It was my mom's birthday on Friday, so I decided to surprise her with pumpkin pie, her favorite. So I searched online for a good filling, since I already have a great crust recipe. The recipe I found online, was not as nearly as original as I thought. I won't out the person but the pie filling recipe that I found, except for 1 ingredient, was identical to the recipe on the Libby's 100% Pure Pumpkin can. The recipe on the can is excellent. It is not so sweet that it masks the taste of pumpkin and the spice ratio is just right. The only thing I did differently was that I used fresh ginger to ground ginger. In fact, I probably could have added a bit more fresh ginger than what I added.

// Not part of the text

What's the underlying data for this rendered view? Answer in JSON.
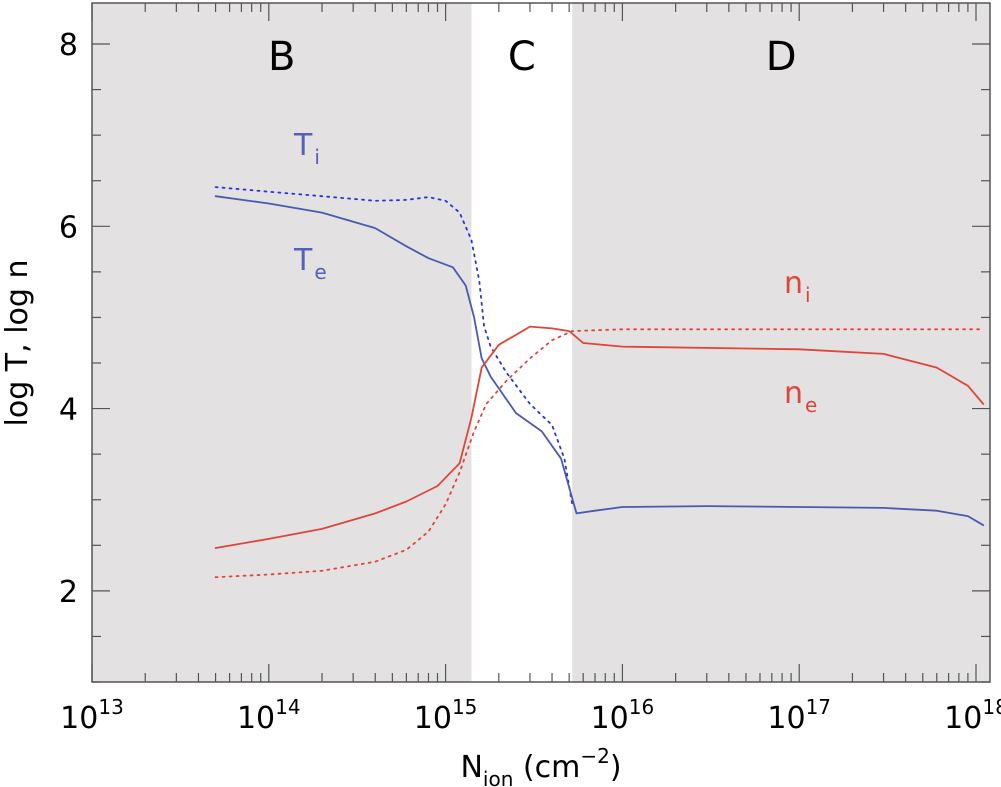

My mom, who has really high cooking standards, said that my pie was better than even hers, which is quite the compliment.
Makes 8 servings
Cooking Time: 10 minutes
-3/4 c sugar
-1/2 tsp salt
-1 tsp ground cinnamon
-1/2 tsp fresh ginger
-1/4 tsp ground cloves
-2 large eggs
-1 can (15 oz.) Pumpkin
-1 can (12 fl. oz.) evaporated milk
-1 pie crust recipe
Mix sugar, salt, cinnamon, ginger, and cloves in small bowl. Beat eggs in large bowl. Stir in pumpkin and sugar-spice mixture. Gradually stir in evaporated milk. Pour into pie shell. Bake in pre-heated 425 degree oven for 15 minutes. Reduce temp. to 350 F and bake 40-50 minutes or until knife inserted near center comes out clean. Cool on wire rack for 2 hours. Serve immediately or refrigerate.
I baked the pie on the second shelf from the bottom (similar to how I baked the blueberry pie), but never moved it to the top shelf. After the 15 minutes, I covered the edge of the pie crust with foil to prevent further browning.